La madre se parece a Dios también en lo indefinible de su ser; no hay palabra en ningún lenguaje que exprese en toda su plenitud esa mutua corriente de afectos entre la madre y los hijos; es tan indefinible lo que significa tener una madre, que nadie sería capaz de hacer comprender un huérfano lo que le falta. Y es porque la madre se siente, se vive, pero es imposible definirla. Victor Hugo, que tenía muchas cuerdas en su lira, no supo decir de la madre más que esta expresión al querer definir a la madre: ¿Mi madre…era mi madre!».
Sin embargo tratemos de acercarnos a la madre para exaltarla más que para definirla.
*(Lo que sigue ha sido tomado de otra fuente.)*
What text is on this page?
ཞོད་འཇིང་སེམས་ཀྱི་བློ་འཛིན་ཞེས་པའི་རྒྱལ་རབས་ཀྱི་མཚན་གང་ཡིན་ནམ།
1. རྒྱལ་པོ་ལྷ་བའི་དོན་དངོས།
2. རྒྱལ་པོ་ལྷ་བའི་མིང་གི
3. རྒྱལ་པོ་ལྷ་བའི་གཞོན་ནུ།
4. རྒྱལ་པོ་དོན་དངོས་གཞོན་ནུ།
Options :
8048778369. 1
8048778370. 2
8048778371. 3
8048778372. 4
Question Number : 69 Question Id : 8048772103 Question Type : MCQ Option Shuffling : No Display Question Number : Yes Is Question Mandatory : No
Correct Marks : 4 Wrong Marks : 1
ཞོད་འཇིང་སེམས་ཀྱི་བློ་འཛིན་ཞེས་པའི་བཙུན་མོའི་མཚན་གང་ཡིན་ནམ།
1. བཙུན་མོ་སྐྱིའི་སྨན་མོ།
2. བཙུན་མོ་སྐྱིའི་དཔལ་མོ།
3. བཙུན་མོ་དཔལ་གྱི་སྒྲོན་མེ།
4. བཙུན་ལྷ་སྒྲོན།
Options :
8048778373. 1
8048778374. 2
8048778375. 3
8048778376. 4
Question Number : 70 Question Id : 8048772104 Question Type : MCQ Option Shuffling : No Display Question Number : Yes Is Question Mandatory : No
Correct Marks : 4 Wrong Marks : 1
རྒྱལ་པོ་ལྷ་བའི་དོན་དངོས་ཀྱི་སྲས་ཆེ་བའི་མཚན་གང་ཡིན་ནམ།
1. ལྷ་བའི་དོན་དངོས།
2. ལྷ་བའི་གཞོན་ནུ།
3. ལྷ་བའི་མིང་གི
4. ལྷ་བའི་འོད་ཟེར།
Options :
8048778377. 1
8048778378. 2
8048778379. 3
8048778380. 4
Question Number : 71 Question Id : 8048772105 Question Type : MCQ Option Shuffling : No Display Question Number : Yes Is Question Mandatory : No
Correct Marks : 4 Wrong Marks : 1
Entablemos con respeto una triple analogía de la Madre con Dios. Pues si ella es el dulce reflejo de la bondad divina debe parecerse mucho a Dios sobre todo en estos tres rasgos:
1.- Es dadora de vida
2.- Es formadora irremplazable de almas
3.- Es milagro de incansable fidelidad
1.- Dadora de vida
Dios y la madre, pueden llamarse así,: dadores de vida, Dios quiere la vida.
Como Dios es amor, se complace en dar la vida. Engendra la vida eternamente dentro de su misterioso ser trinitario: el Padre engendra al Hijo por inteligencia, y el Espíritu Santo procede por amor del padre y el Hijo. También Dios sale de sí mismo para difundir por creación la vida perpetuamente en el universo. Toda la creación da testimonio del fecundo deseo de Dios por dar la vida.
Pero, sublime honor de la madre, cuando Dios quiere crear la vida humana necesite el «si» así como quiso necesitar el «si de la Virgen para revestir a su propio Hijo de vida humana. Aparece así la maternidad como una elevación de la mujer a participar con el Creador en la conservación de la vida humana.
Honor a las mujeres que han comprendido esta sublime misión de fecundidad! Honor a las entrañas que triunfan sobre las intimidaciones cobardes y los placeres egoístas de la carne y los caprichos homicidas que estropean los proyectos del Creador!.
Dios se ofende con esos pecados y las naciones se pierden por esos egoísmos! Honor a las mujeres que, como Dios, quieren la vida y miran en sus hijos numerosos que pueblan sus hogares, las más bellas joyas que las adornan! Como aquella sublime madre de los Gracos, que mientras otras matronas del imperio romano ostentaban la vanidad de sus adornos, se presentó con sus hijos diciendo: Estas son mis joyas!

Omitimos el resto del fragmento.